Moore’s success lies in refusing depoliticised accounts of technology, insisting instead that digital systems are always social, always political, and always contested. By connecting rigorous scholarship with regulatory impact via worker representation, Moore is ensuring that ‘what counts’ in the digital world of work is decided in democratic and just ways.

References

  1. See: Moore, P. V. (2023). Workers’ right to the subject; Moore, P., Bloom, P., Nunes, R. (2025). Consent, coercion, colonialism: A manifesto for digital rights from the left, accepted for publication Globalizations (in press); and Moore’s Global Political Economy Handbook chapter, P. Moore (2023) Problems in protections for working data subjects: Becoming strangers to ourselves.

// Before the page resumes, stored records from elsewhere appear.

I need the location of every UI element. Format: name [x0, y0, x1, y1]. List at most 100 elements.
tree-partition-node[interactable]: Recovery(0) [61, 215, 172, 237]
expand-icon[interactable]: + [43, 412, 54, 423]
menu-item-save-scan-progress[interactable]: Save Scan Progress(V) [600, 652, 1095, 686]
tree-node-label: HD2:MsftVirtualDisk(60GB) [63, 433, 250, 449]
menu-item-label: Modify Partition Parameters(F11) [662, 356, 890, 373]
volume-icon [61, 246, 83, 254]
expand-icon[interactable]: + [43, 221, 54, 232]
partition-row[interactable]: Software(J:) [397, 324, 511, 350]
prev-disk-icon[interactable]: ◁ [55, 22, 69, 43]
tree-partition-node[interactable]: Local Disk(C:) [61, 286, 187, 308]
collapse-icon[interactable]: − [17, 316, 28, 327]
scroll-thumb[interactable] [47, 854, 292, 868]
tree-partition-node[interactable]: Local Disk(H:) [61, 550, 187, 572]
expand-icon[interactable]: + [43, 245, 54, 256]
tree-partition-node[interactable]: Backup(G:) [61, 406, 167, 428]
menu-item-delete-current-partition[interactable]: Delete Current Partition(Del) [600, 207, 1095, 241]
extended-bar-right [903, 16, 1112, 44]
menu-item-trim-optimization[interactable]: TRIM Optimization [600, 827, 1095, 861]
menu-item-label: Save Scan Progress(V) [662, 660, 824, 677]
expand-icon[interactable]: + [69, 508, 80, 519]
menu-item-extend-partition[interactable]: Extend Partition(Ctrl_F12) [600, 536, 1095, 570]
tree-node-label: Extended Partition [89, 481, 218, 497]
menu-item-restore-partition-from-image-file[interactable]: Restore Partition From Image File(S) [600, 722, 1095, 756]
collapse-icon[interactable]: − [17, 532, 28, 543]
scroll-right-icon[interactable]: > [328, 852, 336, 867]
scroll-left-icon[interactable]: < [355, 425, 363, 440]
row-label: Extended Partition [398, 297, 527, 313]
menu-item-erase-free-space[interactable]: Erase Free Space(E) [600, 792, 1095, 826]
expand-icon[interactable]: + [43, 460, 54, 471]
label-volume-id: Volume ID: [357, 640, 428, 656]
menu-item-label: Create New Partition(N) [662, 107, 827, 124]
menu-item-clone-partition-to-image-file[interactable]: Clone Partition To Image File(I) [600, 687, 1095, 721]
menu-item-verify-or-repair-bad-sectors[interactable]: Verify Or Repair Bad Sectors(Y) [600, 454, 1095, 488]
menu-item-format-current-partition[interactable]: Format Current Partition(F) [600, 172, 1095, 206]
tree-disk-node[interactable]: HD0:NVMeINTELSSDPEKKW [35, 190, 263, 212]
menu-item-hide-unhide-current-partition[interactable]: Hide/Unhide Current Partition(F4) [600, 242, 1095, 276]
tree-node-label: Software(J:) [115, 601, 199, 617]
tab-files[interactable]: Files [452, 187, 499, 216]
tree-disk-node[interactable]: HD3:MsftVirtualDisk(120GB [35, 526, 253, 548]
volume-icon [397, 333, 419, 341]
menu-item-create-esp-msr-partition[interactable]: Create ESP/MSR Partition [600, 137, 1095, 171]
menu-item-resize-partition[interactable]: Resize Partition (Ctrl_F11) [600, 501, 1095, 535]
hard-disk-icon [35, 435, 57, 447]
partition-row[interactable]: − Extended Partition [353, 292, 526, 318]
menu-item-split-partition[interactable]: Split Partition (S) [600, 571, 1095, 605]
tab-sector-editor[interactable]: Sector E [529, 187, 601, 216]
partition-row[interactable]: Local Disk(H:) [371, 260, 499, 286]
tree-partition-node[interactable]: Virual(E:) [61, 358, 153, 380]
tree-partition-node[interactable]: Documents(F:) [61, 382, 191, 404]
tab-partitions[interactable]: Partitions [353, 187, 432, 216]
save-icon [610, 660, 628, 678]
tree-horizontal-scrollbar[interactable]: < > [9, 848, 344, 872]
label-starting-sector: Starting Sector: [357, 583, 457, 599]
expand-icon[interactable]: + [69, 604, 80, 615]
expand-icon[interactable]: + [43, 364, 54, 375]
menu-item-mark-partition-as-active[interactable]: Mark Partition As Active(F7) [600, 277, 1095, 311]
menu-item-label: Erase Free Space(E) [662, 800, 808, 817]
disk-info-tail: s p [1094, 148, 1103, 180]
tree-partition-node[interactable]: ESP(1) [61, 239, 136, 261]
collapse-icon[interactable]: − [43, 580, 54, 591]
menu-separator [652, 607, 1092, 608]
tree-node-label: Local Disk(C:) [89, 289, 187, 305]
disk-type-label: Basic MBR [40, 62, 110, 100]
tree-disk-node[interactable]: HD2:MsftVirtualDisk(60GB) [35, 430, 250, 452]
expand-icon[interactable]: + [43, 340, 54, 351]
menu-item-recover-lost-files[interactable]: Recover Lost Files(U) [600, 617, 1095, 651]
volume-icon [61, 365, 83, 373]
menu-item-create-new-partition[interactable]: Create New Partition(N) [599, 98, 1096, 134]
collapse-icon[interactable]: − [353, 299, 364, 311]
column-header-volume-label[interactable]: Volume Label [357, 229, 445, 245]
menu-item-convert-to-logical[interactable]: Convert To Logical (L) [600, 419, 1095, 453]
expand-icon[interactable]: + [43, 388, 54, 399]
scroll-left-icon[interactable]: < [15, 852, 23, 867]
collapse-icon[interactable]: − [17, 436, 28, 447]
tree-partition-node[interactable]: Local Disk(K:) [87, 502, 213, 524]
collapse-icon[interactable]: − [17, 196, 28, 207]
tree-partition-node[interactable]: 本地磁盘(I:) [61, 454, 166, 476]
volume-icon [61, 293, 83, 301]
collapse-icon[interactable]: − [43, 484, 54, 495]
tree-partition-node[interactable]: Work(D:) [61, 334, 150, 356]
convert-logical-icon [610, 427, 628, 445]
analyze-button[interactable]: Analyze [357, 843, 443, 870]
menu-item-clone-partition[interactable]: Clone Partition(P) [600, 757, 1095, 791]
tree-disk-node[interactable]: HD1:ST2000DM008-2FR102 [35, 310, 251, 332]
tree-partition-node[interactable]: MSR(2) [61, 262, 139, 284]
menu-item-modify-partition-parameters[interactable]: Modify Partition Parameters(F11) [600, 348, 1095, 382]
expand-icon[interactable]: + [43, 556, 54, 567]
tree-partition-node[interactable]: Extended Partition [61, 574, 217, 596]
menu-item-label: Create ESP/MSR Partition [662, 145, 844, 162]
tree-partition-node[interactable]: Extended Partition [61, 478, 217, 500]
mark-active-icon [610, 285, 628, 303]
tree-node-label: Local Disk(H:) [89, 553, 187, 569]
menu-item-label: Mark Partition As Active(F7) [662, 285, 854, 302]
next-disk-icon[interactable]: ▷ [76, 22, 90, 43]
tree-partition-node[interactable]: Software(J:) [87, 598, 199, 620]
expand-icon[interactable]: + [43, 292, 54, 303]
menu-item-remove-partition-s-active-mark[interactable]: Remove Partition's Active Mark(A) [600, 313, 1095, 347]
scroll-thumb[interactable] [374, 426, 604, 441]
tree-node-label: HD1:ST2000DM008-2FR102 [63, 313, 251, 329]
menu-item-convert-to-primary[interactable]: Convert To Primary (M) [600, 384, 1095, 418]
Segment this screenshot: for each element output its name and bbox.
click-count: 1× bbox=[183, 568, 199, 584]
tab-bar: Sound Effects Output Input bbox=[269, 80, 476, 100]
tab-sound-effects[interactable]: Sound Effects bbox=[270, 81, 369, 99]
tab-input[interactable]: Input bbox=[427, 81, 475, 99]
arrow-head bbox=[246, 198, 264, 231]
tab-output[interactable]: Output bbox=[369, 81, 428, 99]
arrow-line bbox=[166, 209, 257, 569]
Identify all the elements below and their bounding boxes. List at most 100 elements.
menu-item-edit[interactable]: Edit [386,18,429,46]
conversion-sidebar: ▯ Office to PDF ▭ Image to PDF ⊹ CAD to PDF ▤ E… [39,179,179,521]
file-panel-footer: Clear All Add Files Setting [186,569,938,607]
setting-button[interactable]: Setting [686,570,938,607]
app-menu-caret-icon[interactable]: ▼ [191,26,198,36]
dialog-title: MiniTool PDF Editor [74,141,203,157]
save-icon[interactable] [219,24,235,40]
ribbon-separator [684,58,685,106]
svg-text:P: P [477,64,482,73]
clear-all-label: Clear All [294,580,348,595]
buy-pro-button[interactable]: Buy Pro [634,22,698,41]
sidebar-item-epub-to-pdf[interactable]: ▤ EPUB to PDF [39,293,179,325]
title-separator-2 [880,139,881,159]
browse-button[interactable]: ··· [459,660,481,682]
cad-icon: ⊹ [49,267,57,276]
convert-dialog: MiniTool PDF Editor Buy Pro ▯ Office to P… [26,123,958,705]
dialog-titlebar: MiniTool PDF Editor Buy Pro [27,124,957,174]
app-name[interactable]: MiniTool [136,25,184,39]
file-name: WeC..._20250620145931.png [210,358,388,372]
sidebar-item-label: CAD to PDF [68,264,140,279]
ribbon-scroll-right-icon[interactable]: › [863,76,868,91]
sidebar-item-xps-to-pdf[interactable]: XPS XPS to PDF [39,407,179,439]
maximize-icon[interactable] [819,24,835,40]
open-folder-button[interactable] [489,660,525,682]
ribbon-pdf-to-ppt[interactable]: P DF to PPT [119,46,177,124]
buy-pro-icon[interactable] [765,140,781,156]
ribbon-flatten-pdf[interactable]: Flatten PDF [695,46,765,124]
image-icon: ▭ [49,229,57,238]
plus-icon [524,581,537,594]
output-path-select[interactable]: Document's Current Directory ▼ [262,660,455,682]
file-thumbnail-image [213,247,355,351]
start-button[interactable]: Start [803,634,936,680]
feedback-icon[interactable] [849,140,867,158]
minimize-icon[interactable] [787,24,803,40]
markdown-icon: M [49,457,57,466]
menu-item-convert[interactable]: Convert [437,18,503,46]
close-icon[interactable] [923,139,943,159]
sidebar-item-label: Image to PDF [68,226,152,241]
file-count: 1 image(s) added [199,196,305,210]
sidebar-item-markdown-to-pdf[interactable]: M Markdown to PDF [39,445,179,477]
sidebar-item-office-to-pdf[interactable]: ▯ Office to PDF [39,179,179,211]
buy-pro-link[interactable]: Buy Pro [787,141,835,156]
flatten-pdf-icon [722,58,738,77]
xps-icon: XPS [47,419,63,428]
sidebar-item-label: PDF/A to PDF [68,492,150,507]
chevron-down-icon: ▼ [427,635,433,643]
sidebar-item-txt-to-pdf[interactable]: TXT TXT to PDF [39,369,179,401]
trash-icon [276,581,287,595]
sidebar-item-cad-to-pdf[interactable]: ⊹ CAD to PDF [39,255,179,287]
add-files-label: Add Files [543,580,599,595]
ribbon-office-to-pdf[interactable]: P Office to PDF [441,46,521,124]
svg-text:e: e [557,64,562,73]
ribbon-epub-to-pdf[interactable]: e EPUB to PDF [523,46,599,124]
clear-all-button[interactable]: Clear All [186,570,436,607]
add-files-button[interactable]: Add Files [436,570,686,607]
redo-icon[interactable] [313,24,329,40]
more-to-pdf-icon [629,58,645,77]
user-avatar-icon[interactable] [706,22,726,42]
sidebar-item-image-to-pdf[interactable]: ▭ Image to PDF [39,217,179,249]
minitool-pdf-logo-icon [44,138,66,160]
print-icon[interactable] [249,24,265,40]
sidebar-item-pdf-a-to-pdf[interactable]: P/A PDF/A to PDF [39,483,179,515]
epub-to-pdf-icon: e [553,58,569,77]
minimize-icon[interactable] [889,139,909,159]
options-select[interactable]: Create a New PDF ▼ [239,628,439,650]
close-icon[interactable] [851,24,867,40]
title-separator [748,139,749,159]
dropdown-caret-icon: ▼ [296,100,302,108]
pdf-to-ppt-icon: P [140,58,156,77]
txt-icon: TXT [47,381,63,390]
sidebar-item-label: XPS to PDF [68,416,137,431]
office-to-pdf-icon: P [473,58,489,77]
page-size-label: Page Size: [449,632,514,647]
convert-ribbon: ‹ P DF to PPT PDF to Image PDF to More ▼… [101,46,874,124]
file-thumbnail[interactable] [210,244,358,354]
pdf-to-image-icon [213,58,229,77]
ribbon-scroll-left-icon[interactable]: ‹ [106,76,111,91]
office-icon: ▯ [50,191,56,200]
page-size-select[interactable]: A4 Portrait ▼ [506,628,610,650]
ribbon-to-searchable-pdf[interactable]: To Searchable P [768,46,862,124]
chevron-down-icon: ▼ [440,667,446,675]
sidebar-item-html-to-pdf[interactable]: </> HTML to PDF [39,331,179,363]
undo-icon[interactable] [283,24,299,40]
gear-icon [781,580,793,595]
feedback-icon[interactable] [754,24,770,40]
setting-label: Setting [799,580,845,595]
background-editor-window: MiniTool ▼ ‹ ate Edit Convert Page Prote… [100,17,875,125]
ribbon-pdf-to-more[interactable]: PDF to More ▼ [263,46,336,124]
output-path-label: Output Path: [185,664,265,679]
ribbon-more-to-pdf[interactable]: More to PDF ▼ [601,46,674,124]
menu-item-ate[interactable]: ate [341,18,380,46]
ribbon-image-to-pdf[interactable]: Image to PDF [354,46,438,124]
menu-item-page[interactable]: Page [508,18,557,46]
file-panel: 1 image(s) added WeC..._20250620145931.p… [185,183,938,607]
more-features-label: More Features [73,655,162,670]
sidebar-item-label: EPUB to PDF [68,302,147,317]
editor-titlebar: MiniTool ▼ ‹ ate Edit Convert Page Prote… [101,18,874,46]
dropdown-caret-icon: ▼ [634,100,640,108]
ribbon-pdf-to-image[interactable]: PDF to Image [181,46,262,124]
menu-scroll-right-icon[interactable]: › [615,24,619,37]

  2. See: Moore, P. V. (2019). The Quantified Self in Precarity
  3. See: Moore’s Google Scholar.
  4. See: Moore, P. V. (2018). Tracking Affective Labour for Agility in the Quantified Workplace. Body & Society, 24(3), 39-67. 
  5. See: Moore, et al. (2024) Data on our Minds and Algorithmic Affect Management.
  6. See: Legal and Social Study of Algorithmic Management DGEMPL
  7. See: Moore, P.V. (2019). Risks and Benefits of AI and OSH, European Agency for Safety and Health at Work (EU OSHA)
  8. See: Cognitive Tracking and Robotics. EU OSHA.
  9. See: OSH Risks in Digitalized Work.
  10. See: E-AIPOWW team.
  11. See: European Parliament STOA: Data subjects, digital surveillance, AI and the future of work. European Parliament DG for Research Services.